Assimi Kouanda n’est pas non plus à l’aise quand on le questionne sur le référendum comme si le sujet était devenu subitement tabou au CDP. Il se contente d’annoncer des évidences comme la tenue d’un congrès pour début 2015 pour faire connaitre le candidat du parti. Toutes ces circonvolutions traduisent néanmoins une certaine évolution dans l’agenda politique du pouvoir, ne serait-ce que sur le plan théorique. Même lors de la réunion du bureau politique national (BPN) du parti tenue le 29 mars, Assimi Kouanda et ses camarades ont soigneusement évité d’évoquer les sujets qui fâchent (mise en place du sénat, révision de l’article 37, référendum). Ils ne martèlent plus leur souhait de voir Blaise Compaoré se représenter en 2015. C’est en soi un début de changement de cap. Mélégué Maurice Traoré, député et conseiller politique du parti, avait déjà dressé dans le quotidien Le Pays du mardi 25 mars un constat implacable de l’inutilité pour le pays d’une énième candidature de Blaise Compaoré. « … à mon avis, quand on a fait 25 ou 30 ans à la tête d’un Etat, on ne doit plus se poser de question en terme d’avenir politique.

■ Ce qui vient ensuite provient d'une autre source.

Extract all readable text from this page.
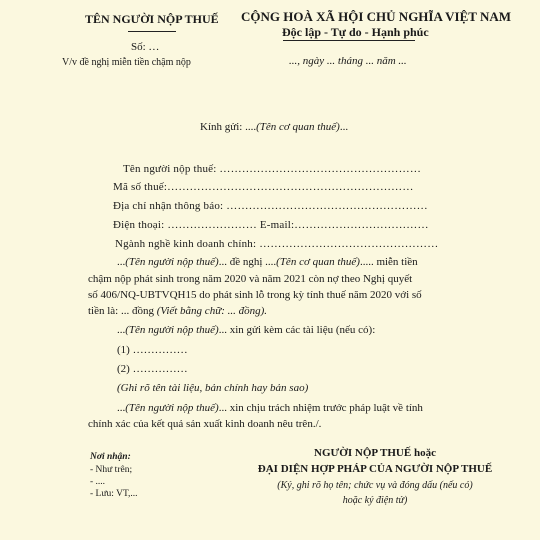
TÊN NGƯỜI NỘP THUẾ
Số: …
V/v đề nghị miễn tiền chậm nộp
CỘNG HOÀ XÃ HỘI CHỦ NGHĨA VIỆT NAM
Độc lập - Tự do - Hạnh phúc
..., ngày ... tháng ... năm ...
Kính gửi: ....(Tên cơ quan thuế)...
Tên người nộp thuế: ………………………………………………
Mã số thuế:…………………………………………………………
Địa chỉ nhận thông báo: ………………………………………………
Điện thoại: …………………… E-mail:………………………………
Ngành nghề kinh doanh chính: …………………………………………
...(Tên người nộp thuế)... đề nghị ....(Tên cơ quan thuế)..... miễn tiền
chậm nộp phát sinh trong năm 2020 và năm 2021 còn nợ theo Nghị quyết
số 406/NQ-UBTVQH15 do phát sinh lỗ trong kỳ tính thuế năm 2020 với số
tiền là: ... đồng (Viết bằng chữ: ... đồng).
...(Tên người nộp thuế)... xin gửi kèm các tài liệu (nếu có):
(1) ……………
(2) ……………
(Ghi rõ tên tài liệu, bản chính hay bản sao)
...(Tên người nộp thuế)... xin chịu trách nhiệm trước pháp luật về tính
chính xác của kết quả sản xuất kinh doanh nêu trên./.
Nơi nhận:
- Như trên;
- ....
- Lưu: VT,...
NGƯỜI NỘP THUẾ hoặc
ĐẠI DIỆN HỢP PHÁP CỦA NGƯỜI NỘP THUẾ
(Ký, ghi rõ họ tên; chức vụ và đóng dấu (nếu có)
hoặc ký điện tử)
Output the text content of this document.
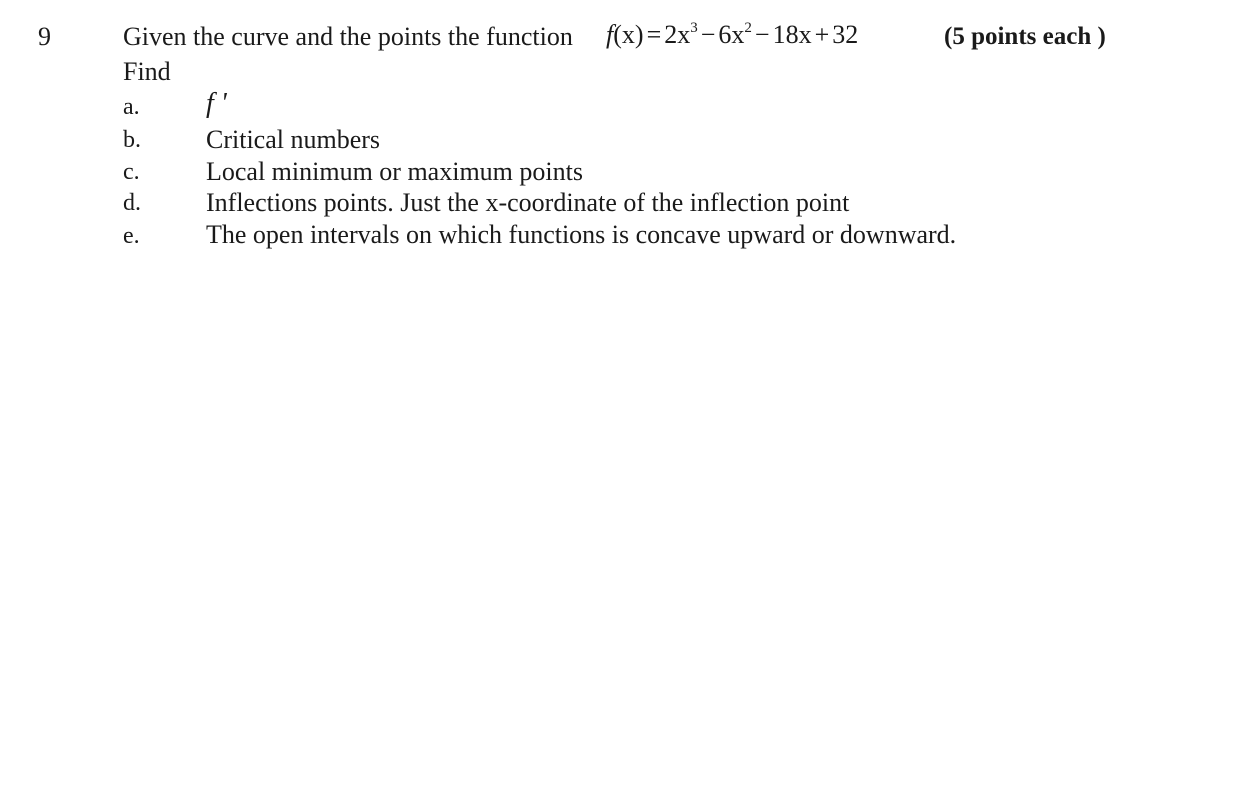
9	Given the curve and the points the function $f(x) = 2x^3 - 6x^2 - 18x + 32$	(5 points each )
Find
a. f '
b.	Critical numbers
c.	Local minimum or maximum points
d.	Inflections points. Just the x-coordinate of the inflection point
e.	The open intervals on which functions is concave upward or downward.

Après 30 ans, que peut-il encore faire pour le Burkina qu’il n’a pas fait ? Il faut simplement aménager le passage à une autre phase de l’histoire politique du pays. », assène l’ex-président de l’Assemblée nationale (1997- 2002). Pour lui aussi, « si aujourd’hui ou demain, Blaise décide de ne pas se présenter, il faudra bien que le CDP présente un candidat ». Après avoir admis enfin que le CDP peut présenter quelqu’un d’autre, la question qui revient c’est celle de l’identité des hommes et des femmes susceptibles de porter l’étendard du parti à la prochaine présidentielle. Les éventuels candidats vont se recruter dans trois milieux : la diplomatie, le sérail militaire et l’appareil du parti.

La carte Kadré
Au niveau des diplomates, l’homme en vue actuellement, c’est bel et bien Kadré Désiré Ouédraogo, le président en exercice de la Commission de la CEDEAO. Il devient de plus en plus présent sur la scène nationale. Il a parrainé la dernière édition de la Semaine nationale de la culture (SNC). Il réunit plusieurs atouts. Sur le plan du caractère, c’est un homme affable, très courtois et consensuel. Sur le plan professionnel, il a une riche expérience à l’international. De la BCEAO à la CEDEAO en passant par Bruxelles, la capitale de l’Union européenne, il a eu le temps de tisser sa toile et de démontrer ses compétences d’économiste-gestionnaire et de diplomate averti des grands dossiers de l’Afrique et du monde. Il a donc toutes les qualités requises et appréciées par certaines chancelleries occidentales. Mais ces atouts risquent d’être insuffisants dans le contexte actuel de la situation politique. Bien qu’ayant été Premier ministre pendant cinq ans (1996-2000), Kadré ne dispose d’aucune base électorale et son influence au sein du parti est presque nulle. Il n’a aucun contrôle sur l’appareil du parti. S’il doit être désigné, ce serait simplement par la seule volonté de Blaise Compaoré, qui devra par la suite s’investir personnellement pour lui faciliter la tâche. Il reste donc un candidat à risque pour le CDP, une proie très facile pour les dinosaures du Mouvement du peuple pour le progrès (MPP). On se rappelle de ses difficultés en 1997, lors des législatives, à se positionner comme candidat dans sa province d’origine du Sanmatenga. Sa fonction de Premier ministre n’avait rien pu faire pour lui. Aujourd’hui plus qu’hier, il serait très difficile pour lui de conquérir démocratiquement une position enviable dans la province au regard de sa longue absence. Pour remédier à ces handicaps, il aurait besoin de beaucoup de temps. Or, c’est ce qui fait défaut au pouvoir dans son ensemble.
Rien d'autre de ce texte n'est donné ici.